Change Proposals: http://www.w3.org/html/wg/wiki/ChangeProposals/ImgElement20090126 http://www.w3.org/html/wg/wiki/ChangeProposals/ImgElement20100706
Related to ISSUE-31, further addressed in "HTML5: Techniques for providing useful text alternatives" (http://dev.w3.org/html5/alt-techniques/)
The bug-triage sub-team thinks this should be an accessibility task force priority.

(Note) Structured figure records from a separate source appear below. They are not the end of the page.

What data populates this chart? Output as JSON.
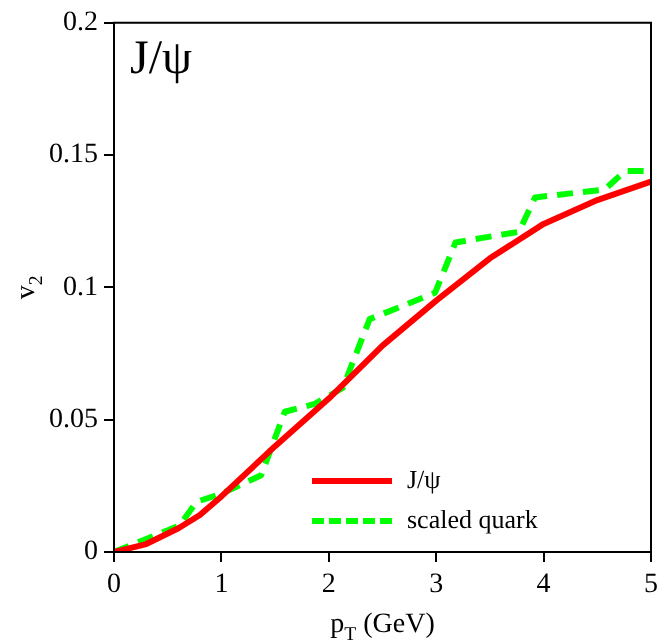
{
  "chart_data": {
    "type": "line",
    "title": "J/ψ",
    "xlabel": "p$_{T}$ (GeV)",
    "ylabel": "v$_{2}$",
    "xlim": [
      0,
      5
    ],
    "xticks": [
      0,
      1,
      2,
      3,
      4,
      5
    ],
    "ylim": [
      0,
      0.2
    ],
    "yticks": [
      0,
      0.05,
      0.1,
      0.15,
      0.2
    ],
    "grid": false,
    "legend": "bottom right",
    "marker": "none",
    "series": [
      {
        "name": "J/ψ",
        "color": "#ff0000",
        "line_style": "solid",
        "x": [
          0,
          0.3,
          0.6,
          0.8,
          1,
          1.5,
          2,
          2.5,
          3,
          3.5,
          4,
          4.5,
          5
        ],
        "values": [
          0,
          0.003,
          0.009,
          0.014,
          0.021,
          0.04,
          0.058,
          0.078,
          0.095,
          0.111,
          0.124,
          0.133,
          0.14
        ]
      },
      {
        "name": "scaled quark",
        "color": "#00ff00",
        "line_style": "dashed",
        "x": [
          0,
          0.61,
          0.77,
          1,
          1.37,
          1.59,
          1.87,
          2.13,
          2.38,
          2.99,
          3.18,
          3.77,
          3.92,
          4.57,
          4.76,
          5
        ],
        "values": [
          0,
          0.01,
          0.019,
          0.022,
          0.029,
          0.053,
          0.056,
          0.062,
          0.088,
          0.098,
          0.117,
          0.121,
          0.134,
          0.137,
          0.144,
          0.144
        ]
      }
    ]
  }
}
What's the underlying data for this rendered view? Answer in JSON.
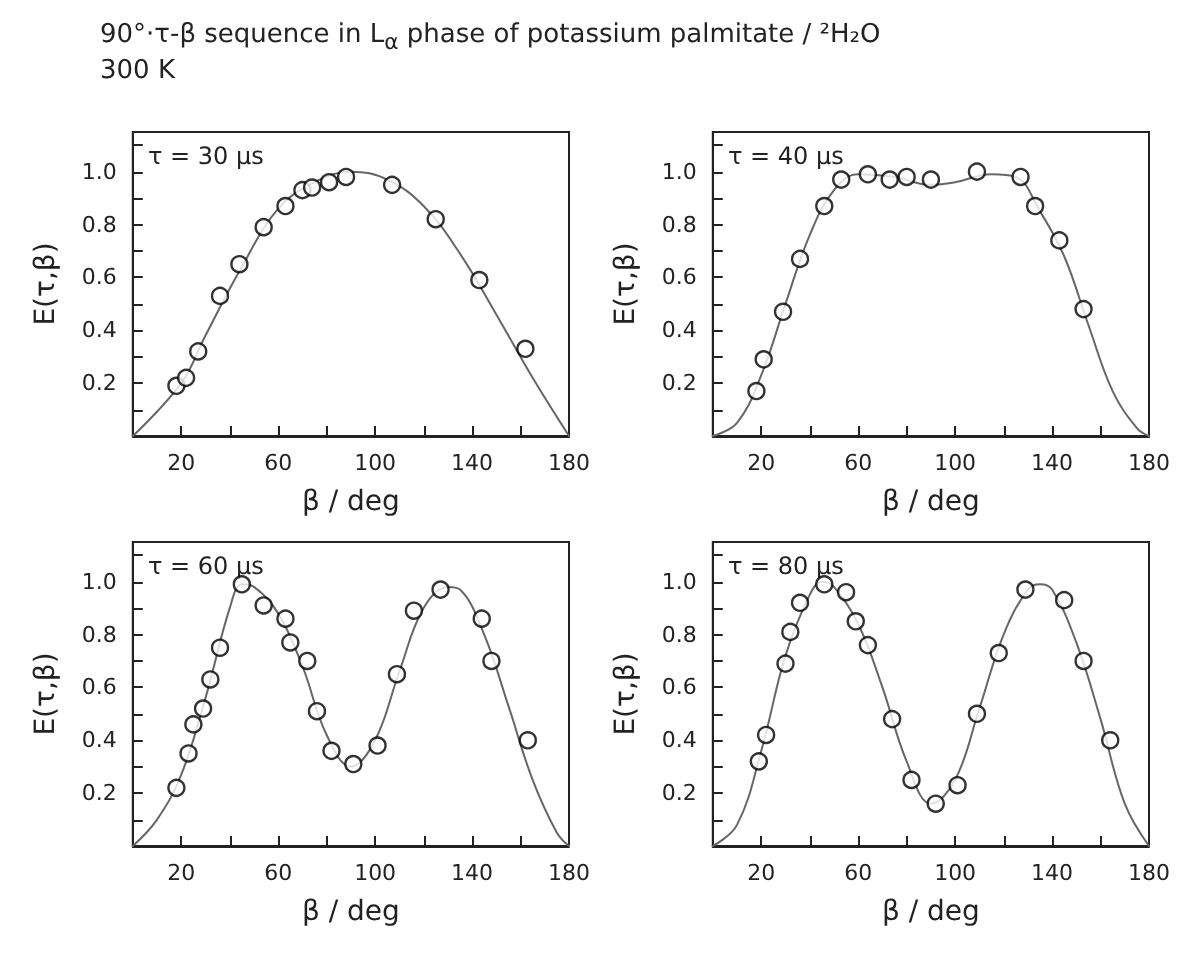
{
  "chart_data": [
    {
      "type": "scatter",
      "title": "90°·τ-β sequence in L$_{α}$ phase of potassium palmitate / ²H₂O",
      "subtitle": "300 K",
      "annotations": [
        "τ = 30 μs"
      ],
      "xlabel": "β / deg",
      "ylabel": "E(τ,β)",
      "xlim": [
        0,
        180
      ],
      "ylim": [
        0,
        1.15
      ],
      "xticks": [
        20,
        {
          "value": 40,
          "label": null
        },
        60,
        {
          "value": 80,
          "label": null
        },
        100,
        {
          "value": 120,
          "label": null
        },
        140,
        {
          "value": 160,
          "label": null
        },
        180
      ],
      "yticks": [
        {
          "value": 0.1,
          "label": null
        },
        0.2,
        {
          "value": 0.3,
          "label": null
        },
        0.4,
        {
          "value": 0.5,
          "label": null
        },
        0.6,
        {
          "value": 0.7,
          "label": null
        },
        0.8,
        {
          "value": 0.9,
          "label": null
        },
        {
          "value": 1.0,
          "label": "1.0"
        },
        {
          "value": 1.1,
          "label": null
        }
      ],
      "grid": false,
      "series": [
        {
          "marker": "circle",
          "color": "#000000",
          "x": [
            18,
            22,
            27,
            36,
            44,
            54,
            63,
            70,
            74,
            81,
            88,
            107,
            125,
            143,
            162
          ],
          "values": [
            0.19,
            0.22,
            0.32,
            0.53,
            0.65,
            0.79,
            0.87,
            0.93,
            0.94,
            0.96,
            0.98,
            0.95,
            0.82,
            0.59,
            0.33
          ]
        },
        {
          "type": "line",
          "marker": "none",
          "line_style": "solid",
          "color": "#666666",
          "x": [
            0,
            20,
            30,
            45,
            60,
            75,
            90,
            105,
            120,
            135,
            150,
            165,
            180
          ],
          "values": [
            0,
            0.2,
            0.38,
            0.64,
            0.86,
            0.96,
            1.0,
            0.97,
            0.87,
            0.69,
            0.46,
            0.22,
            0
          ]
        }
      ]
    },
    {
      "type": "scatter",
      "annotations": [
        "τ = 40 μs"
      ],
      "xlabel": "β / deg",
      "ylabel": "E(τ,β)",
      "xlim": [
        0,
        180
      ],
      "ylim": [
        0,
        1.15
      ],
      "xticks": [
        20,
        {
          "value": 40,
          "label": null
        },
        60,
        {
          "value": 80,
          "label": null
        },
        100,
        {
          "value": 120,
          "label": null
        },
        140,
        {
          "value": 160,
          "label": null
        },
        180
      ],
      "yticks": [
        {
          "value": 0.1,
          "label": null
        },
        0.2,
        {
          "value": 0.3,
          "label": null
        },
        0.4,
        {
          "value": 0.5,
          "label": null
        },
        0.6,
        {
          "value": 0.7,
          "label": null
        },
        0.8,
        {
          "value": 0.9,
          "label": null
        },
        {
          "value": 1.0,
          "label": "1.0"
        },
        {
          "value": 1.1,
          "label": null
        }
      ],
      "grid": false,
      "series": [
        {
          "marker": "circle",
          "color": "#000000",
          "x": [
            18,
            21,
            29,
            36,
            46,
            53,
            64,
            73,
            80,
            90,
            109,
            127,
            133,
            143,
            153
          ],
          "values": [
            0.17,
            0.29,
            0.47,
            0.67,
            0.87,
            0.97,
            0.99,
            0.97,
            0.98,
            0.97,
            1.0,
            0.98,
            0.87,
            0.74,
            0.48
          ]
        },
        {
          "type": "line",
          "marker": "none",
          "line_style": "solid",
          "color": "#666666",
          "x": [
            0,
            10,
            20,
            30,
            40,
            50,
            60,
            75,
            90,
            100,
            115,
            125,
            135,
            145,
            155,
            165,
            175,
            180
          ],
          "values": [
            0,
            0.05,
            0.23,
            0.5,
            0.76,
            0.93,
            0.99,
            0.98,
            0.95,
            0.96,
            0.99,
            0.98,
            0.85,
            0.68,
            0.42,
            0.17,
            0.03,
            0
          ]
        }
      ]
    },
    {
      "type": "scatter",
      "annotations": [
        "τ = 60 μs"
      ],
      "xlabel": "β / deg",
      "ylabel": "E(τ,β)",
      "xlim": [
        0,
        180
      ],
      "ylim": [
        0,
        1.15
      ],
      "xticks": [
        20,
        {
          "value": 40,
          "label": null
        },
        60,
        {
          "value": 80,
          "label": null
        },
        100,
        {
          "value": 120,
          "label": null
        },
        140,
        {
          "value": 160,
          "label": null
        },
        180
      ],
      "yticks": [
        {
          "value": 0.1,
          "label": null
        },
        0.2,
        {
          "value": 0.3,
          "label": null
        },
        0.4,
        {
          "value": 0.5,
          "label": null
        },
        0.6,
        {
          "value": 0.7,
          "label": null
        },
        0.8,
        {
          "value": 0.9,
          "label": null
        },
        {
          "value": 1.0,
          "label": "1.0"
        },
        {
          "value": 1.1,
          "label": null
        }
      ],
      "grid": false,
      "series": [
        {
          "marker": "circle",
          "color": "#000000",
          "x": [
            18,
            23,
            25,
            29,
            32,
            36,
            45,
            54,
            63,
            65,
            72,
            76,
            82,
            91,
            101,
            109,
            116,
            127,
            144,
            148,
            163
          ],
          "values": [
            0.22,
            0.35,
            0.46,
            0.52,
            0.63,
            0.75,
            0.99,
            0.91,
            0.86,
            0.77,
            0.7,
            0.51,
            0.36,
            0.31,
            0.38,
            0.65,
            0.89,
            0.97,
            0.86,
            0.7,
            0.4
          ]
        },
        {
          "type": "line",
          "marker": "none",
          "line_style": "solid",
          "color": "#666666",
          "x": [
            0,
            10,
            20,
            30,
            40,
            45,
            50,
            60,
            70,
            80,
            90,
            100,
            110,
            120,
            130,
            135,
            145,
            155,
            165,
            175,
            180
          ],
          "values": [
            0,
            0.1,
            0.27,
            0.56,
            0.9,
            0.99,
            0.98,
            0.88,
            0.68,
            0.42,
            0.3,
            0.4,
            0.66,
            0.9,
            0.98,
            0.97,
            0.8,
            0.53,
            0.25,
            0.05,
            0
          ]
        }
      ]
    },
    {
      "type": "scatter",
      "annotations": [
        "τ = 80 μs"
      ],
      "xlabel": "β / deg",
      "ylabel": "E(τ,β)",
      "xlim": [
        0,
        180
      ],
      "ylim": [
        0,
        1.15
      ],
      "xticks": [
        20,
        {
          "value": 40,
          "label": null
        },
        60,
        {
          "value": 80,
          "label": null
        },
        100,
        {
          "value": 120,
          "label": null
        },
        140,
        {
          "value": 160,
          "label": null
        },
        180
      ],
      "yticks": [
        {
          "value": 0.1,
          "label": null
        },
        0.2,
        {
          "value": 0.3,
          "label": null
        },
        0.4,
        {
          "value": 0.5,
          "label": null
        },
        0.6,
        {
          "value": 0.7,
          "label": null
        },
        0.8,
        {
          "value": 0.9,
          "label": null
        },
        {
          "value": 1.0,
          "label": "1.0"
        },
        {
          "value": 1.1,
          "label": null
        }
      ],
      "grid": false,
      "series": [
        {
          "marker": "circle",
          "color": "#000000",
          "x": [
            19,
            22,
            30,
            32,
            36,
            46,
            55,
            59,
            64,
            74,
            82,
            92,
            101,
            109,
            118,
            129,
            145,
            153,
            164
          ],
          "values": [
            0.32,
            0.42,
            0.69,
            0.81,
            0.92,
            0.99,
            0.96,
            0.85,
            0.76,
            0.48,
            0.25,
            0.16,
            0.23,
            0.5,
            0.73,
            0.97,
            0.93,
            0.7,
            0.4
          ]
        },
        {
          "type": "line",
          "marker": "none",
          "line_style": "solid",
          "color": "#666666",
          "x": [
            0,
            10,
            20,
            30,
            40,
            45,
            50,
            60,
            70,
            80,
            90,
            100,
            110,
            120,
            130,
            135,
            140,
            150,
            160,
            170,
            180
          ],
          "values": [
            0,
            0.08,
            0.36,
            0.72,
            0.95,
            1.0,
            0.98,
            0.84,
            0.6,
            0.32,
            0.16,
            0.25,
            0.52,
            0.8,
            0.97,
            0.99,
            0.97,
            0.77,
            0.48,
            0.16,
            0
          ]
        }
      ]
    }
  ]
}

accessibility taskforce to review
EDITOR'S RESPONSE: This is an Editor's Response to your comment. If you are satisfied with this response, please change the state of this bug to CLOSED. If you have additional information and would like the Editor to reconsider, please reopen this bug. If you would like to escalate the issue to the full HTML Working Group, please add the TrackerRequest keyword to this bug, and suggest title and text for the Tracker Issue; or you may create a Tracker Issue yourself, if you are able to do so. For more details, see this document: http://dev.w3.org/html5/decision-policy/decision-policy.html Status: wontfix Change Description: no change Rationale: alt and aria-labelledby are not the same, alt as implemented has different effects, for example if there is a none empty alt present the presence of the image is identified in most user agents and the text alternative is displayed with a visible relation to the image indicator.